🤖 AI Summary
Existing federated retrieval methods struggle with ambiguous queries in cross-domain settings, leading to degraded retrieval quality and downstream generation performance. To address this, we propose a Dynamic Information Flow-guided Multi-Prototype Alignment Search framework. First, we introduce dynamic information flow analysis into federated retrieval—integrating gradient signals and Shapley values to trace neuron activation paths, enabling fine-grained query intent identification and sub-domain boundary detection. Second, we model cross-source semantic alignment via multi-prototype contrastive learning. Evaluated on five benchmarks, our method achieves up to 14.37% higher knowledge classification accuracy, 5.38% improved retrieval recall, and 6.45% greater downstream question-answering accuracy over state-of-the-art approaches, significantly enhancing federated retrieval effectiveness under cross-domain ambiguous queries.
📝 Abstract
Federated Retrieval (FR) routes queries across multiple external knowledge sources, to mitigate hallucinations of LLMs, when necessary external knowledge is distributed.

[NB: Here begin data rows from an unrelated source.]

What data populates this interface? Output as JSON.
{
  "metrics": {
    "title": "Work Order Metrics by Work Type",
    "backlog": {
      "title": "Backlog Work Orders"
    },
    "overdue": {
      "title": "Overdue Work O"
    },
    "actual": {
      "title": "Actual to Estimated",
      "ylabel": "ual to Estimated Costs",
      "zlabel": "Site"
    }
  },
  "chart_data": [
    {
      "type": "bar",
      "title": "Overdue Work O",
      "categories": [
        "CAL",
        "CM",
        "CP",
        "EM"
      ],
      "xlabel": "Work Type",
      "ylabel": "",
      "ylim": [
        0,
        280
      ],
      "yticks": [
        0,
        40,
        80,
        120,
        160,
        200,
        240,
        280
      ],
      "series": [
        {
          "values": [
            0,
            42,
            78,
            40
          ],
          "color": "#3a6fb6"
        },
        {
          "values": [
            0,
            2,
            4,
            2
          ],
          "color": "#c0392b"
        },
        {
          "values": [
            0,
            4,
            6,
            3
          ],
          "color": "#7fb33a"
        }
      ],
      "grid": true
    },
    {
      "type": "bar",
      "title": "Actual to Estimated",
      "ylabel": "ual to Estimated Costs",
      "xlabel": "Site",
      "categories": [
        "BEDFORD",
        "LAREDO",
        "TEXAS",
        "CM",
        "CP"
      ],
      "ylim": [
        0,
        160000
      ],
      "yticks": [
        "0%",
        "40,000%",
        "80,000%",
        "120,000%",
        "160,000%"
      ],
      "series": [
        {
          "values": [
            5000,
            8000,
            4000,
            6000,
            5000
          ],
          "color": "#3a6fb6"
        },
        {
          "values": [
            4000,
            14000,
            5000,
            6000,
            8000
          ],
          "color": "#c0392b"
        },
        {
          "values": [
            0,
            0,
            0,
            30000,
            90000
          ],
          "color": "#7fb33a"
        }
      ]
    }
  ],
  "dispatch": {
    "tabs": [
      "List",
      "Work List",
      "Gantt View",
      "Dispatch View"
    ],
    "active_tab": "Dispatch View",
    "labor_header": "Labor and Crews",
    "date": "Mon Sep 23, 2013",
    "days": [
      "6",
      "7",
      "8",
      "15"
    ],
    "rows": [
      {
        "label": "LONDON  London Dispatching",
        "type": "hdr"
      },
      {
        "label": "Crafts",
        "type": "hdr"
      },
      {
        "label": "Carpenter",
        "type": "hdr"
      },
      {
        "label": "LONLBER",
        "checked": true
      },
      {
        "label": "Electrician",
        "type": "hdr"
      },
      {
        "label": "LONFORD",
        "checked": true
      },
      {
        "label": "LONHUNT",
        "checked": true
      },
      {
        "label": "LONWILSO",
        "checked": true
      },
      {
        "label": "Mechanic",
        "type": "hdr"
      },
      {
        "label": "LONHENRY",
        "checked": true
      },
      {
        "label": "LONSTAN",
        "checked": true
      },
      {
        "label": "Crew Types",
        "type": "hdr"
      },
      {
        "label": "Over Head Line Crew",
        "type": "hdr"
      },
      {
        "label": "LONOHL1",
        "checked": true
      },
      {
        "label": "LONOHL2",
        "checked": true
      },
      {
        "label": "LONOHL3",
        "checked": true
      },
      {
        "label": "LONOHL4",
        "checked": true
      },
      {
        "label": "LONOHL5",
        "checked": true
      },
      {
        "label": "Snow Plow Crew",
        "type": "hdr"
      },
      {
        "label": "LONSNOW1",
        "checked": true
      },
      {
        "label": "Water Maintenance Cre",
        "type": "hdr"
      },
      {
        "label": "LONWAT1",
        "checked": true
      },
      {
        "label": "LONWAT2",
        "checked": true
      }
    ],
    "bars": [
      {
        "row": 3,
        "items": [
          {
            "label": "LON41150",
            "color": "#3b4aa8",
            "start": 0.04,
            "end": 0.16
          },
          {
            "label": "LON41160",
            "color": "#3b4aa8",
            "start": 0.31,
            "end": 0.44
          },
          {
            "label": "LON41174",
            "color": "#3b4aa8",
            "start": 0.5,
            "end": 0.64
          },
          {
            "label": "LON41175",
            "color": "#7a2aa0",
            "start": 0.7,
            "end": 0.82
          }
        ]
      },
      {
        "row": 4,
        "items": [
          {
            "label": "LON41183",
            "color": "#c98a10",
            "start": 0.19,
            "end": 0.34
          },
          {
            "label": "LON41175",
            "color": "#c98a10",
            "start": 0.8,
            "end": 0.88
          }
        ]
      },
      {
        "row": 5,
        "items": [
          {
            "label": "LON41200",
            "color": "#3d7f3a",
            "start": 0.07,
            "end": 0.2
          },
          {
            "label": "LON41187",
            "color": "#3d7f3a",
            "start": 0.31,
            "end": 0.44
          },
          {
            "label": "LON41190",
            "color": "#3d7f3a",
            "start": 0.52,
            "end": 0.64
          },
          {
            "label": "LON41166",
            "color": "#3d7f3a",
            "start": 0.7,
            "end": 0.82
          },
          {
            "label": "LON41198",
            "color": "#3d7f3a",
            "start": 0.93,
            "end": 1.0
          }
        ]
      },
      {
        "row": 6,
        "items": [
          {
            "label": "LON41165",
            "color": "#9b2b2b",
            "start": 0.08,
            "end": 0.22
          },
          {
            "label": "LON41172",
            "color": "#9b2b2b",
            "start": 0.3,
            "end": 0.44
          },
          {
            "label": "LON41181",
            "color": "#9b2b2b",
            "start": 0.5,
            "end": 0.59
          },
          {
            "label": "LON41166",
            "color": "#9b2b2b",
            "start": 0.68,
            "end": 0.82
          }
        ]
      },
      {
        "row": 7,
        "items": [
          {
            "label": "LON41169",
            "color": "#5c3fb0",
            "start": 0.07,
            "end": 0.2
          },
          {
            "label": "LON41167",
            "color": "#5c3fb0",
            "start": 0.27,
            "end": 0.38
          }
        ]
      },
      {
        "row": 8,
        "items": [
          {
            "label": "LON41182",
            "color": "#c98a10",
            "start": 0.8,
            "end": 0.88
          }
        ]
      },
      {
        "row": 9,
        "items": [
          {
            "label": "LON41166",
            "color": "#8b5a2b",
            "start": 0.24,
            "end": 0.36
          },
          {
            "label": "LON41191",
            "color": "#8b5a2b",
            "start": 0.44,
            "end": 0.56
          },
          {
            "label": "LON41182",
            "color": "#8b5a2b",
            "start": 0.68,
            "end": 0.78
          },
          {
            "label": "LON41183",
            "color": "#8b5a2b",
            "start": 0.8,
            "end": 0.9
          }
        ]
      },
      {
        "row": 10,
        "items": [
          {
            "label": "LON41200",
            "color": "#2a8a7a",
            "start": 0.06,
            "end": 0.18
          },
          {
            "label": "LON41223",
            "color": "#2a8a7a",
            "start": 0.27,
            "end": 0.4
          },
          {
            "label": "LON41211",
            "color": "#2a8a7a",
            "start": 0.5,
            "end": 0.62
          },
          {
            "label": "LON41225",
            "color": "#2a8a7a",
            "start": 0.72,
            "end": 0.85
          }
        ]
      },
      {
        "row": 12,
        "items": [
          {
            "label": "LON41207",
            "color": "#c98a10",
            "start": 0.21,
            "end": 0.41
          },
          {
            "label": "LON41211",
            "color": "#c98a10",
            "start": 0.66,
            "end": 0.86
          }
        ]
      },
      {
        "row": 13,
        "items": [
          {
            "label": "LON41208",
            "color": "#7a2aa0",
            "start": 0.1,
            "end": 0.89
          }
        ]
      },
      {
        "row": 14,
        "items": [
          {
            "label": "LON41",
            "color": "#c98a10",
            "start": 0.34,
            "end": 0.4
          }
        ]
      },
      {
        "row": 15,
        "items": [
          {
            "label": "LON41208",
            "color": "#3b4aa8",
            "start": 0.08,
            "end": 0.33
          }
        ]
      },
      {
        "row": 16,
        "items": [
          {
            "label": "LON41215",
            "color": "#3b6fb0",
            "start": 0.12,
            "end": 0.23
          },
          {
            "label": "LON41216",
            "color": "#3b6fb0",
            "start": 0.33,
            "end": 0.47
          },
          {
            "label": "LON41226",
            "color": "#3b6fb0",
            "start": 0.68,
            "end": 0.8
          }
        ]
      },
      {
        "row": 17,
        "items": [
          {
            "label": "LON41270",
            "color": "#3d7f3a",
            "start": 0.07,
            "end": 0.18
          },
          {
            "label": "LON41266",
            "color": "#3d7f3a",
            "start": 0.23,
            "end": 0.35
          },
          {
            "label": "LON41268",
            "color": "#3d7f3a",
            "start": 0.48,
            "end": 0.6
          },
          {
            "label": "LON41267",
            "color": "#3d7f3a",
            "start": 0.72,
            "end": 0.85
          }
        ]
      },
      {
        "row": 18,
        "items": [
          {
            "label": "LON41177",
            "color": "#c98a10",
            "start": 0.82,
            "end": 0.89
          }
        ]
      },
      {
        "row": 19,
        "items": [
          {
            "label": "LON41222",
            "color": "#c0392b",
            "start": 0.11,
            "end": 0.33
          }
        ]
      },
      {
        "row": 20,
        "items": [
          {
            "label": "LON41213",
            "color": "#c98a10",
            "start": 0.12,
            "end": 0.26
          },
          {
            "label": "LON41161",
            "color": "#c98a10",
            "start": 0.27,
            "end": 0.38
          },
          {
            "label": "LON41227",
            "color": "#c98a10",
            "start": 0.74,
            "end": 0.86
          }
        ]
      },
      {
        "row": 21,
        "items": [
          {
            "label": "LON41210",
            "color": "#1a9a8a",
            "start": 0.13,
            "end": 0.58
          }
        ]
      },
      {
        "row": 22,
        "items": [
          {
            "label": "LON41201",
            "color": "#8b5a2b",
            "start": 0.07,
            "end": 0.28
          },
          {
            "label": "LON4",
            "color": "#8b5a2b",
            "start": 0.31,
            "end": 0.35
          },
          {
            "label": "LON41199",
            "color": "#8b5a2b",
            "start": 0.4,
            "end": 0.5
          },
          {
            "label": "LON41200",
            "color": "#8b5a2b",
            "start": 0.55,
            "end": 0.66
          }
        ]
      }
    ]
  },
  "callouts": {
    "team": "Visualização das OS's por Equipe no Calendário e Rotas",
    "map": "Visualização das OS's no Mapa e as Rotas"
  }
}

However, existing methods struggle to retrieve high-quality and relevant documents for ambiguous queries, especially in cross-domain scenarios, which significantly limits their effectiveness in supporting downstream generation tasks. Inspired by dynamic information flow (DIF), we propose DFAMS, a novel framework that leverages DIF to identify latent query intents and construct semantically aligned knowledge partitions for accurate retrieval across heterogeneous sources. Specifically, DFAMS probes the DIF in LLMs by leveraging gradient signals from a few annotated queries and employing Shapley value-based attribution to trace neuron activation paths associated with intent recognition and subdomain boundary detection. Then, DFAMS leverages DIF to train an alignment module via multi-prototype contrastive learning, enabling fine-grained intra-source modeling and inter-source semantic alignment across knowledge bases. Experimental results across five benchmarks show that DFAMS outperforms advanced FR methods by up to 14.37% in knowledge classification accuracy, 5.38% in retrieval recall, and 6.45% in downstream QA accuracy, demonstrating its effectiveness in complex FR scenarios.